When dealing with large but finite lists, the choice between foldr and foldl can be a bit more nuanced. The benefits to foldlr still hold: when folding over a large list using an operation that can short-circuit, foldr will tend to be a better choice because it allows you to stop processing the list as soon as you have an answer.

If you need to consume the entire list though, foldl may be the better choice. Why? Look back to the examples from the previous solution. Notice how the examples where we unrolled foldr got more and more nested over time. That’s because each time we use the accumulator value (result in the examples above) in foldr, we’re stuck waiting until we’ve hit the end of the list, then working “backwards” applying functions to get the value we need. This means we’re creating a very deep callstack. Haskell is built for functional programming, and it does better than most languages at dealing with this kind of recursive call, but it can still end up being expensive in the worst case scenario.

Our call to foldl on the other hand is tail recursive. The return value of foldl is either the accumulator value, a direct recursive call. That means we don’t need to increase the depth of our stack. Instead, we can update the accumulator “as we go” resulting is less memory usage and more effecient code when we need to use every element in the list.

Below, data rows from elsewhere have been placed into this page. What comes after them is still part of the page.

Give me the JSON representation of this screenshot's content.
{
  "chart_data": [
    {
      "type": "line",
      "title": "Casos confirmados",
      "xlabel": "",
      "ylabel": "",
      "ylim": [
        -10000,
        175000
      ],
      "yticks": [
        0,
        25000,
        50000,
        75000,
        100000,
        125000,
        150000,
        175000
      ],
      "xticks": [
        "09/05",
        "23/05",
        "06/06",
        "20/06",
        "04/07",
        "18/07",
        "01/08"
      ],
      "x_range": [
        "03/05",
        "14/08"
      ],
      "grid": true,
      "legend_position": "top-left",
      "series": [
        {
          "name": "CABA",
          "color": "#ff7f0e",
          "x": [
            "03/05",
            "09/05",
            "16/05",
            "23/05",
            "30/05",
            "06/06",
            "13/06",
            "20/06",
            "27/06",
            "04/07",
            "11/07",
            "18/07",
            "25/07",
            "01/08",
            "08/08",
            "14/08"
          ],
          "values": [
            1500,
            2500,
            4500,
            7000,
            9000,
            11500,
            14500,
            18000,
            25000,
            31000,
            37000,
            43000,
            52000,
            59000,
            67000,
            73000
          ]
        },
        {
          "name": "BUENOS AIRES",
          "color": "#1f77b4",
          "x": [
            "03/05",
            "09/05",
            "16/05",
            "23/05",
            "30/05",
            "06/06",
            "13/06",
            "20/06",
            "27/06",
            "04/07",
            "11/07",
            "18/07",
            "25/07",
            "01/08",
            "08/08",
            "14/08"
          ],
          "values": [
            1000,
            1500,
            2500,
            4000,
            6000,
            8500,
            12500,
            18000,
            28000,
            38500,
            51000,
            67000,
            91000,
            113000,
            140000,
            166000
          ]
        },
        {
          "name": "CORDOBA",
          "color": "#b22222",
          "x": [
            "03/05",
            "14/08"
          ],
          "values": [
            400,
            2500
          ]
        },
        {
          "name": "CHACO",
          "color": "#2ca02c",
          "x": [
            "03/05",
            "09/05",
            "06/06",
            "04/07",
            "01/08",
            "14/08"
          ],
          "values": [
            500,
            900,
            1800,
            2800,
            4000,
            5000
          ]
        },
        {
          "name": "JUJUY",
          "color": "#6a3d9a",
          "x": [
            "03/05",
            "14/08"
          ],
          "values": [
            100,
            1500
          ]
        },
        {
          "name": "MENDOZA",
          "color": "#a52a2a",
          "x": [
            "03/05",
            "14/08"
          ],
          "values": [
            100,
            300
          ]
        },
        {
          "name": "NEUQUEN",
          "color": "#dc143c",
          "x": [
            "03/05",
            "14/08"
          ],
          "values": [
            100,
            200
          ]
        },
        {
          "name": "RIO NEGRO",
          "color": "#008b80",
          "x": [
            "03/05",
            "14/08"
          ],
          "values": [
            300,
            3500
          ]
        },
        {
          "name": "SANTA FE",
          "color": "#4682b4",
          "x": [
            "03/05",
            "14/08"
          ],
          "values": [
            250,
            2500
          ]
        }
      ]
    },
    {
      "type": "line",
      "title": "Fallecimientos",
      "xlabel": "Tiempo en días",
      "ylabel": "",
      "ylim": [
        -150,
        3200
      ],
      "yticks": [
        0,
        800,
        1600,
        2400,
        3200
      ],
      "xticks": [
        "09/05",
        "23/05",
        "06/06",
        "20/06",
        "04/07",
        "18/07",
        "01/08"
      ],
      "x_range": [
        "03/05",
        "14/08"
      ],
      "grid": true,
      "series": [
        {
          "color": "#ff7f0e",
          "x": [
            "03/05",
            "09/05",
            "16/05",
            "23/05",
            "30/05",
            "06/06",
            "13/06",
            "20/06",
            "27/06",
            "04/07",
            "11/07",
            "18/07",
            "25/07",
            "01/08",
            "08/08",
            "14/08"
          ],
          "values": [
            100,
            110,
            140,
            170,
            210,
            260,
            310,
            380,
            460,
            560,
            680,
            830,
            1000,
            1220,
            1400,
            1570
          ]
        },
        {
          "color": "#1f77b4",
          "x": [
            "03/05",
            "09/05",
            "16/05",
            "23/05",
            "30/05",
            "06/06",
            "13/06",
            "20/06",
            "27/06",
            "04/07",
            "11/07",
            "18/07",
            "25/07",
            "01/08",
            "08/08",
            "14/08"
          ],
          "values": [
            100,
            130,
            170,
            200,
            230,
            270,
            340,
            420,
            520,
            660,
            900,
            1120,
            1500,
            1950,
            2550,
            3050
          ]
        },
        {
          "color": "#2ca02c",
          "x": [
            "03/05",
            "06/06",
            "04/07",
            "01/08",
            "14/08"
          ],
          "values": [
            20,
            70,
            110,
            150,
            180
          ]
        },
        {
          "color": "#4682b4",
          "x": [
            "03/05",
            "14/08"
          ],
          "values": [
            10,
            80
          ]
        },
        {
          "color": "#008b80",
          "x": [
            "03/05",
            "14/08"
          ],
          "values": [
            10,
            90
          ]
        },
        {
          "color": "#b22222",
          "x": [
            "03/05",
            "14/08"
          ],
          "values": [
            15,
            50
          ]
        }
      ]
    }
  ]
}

Unless you have a specific reason to believe otherwise, it’s generally better to use foldr because you can benefit from laziness and the compiler can generally optimize away the performance penalties. If you do know that your code will benefit from a left fold, be sure to use foldl' instead of plain foldl. These functions work identically, but foldl' is optimized and should generally result in using less memory.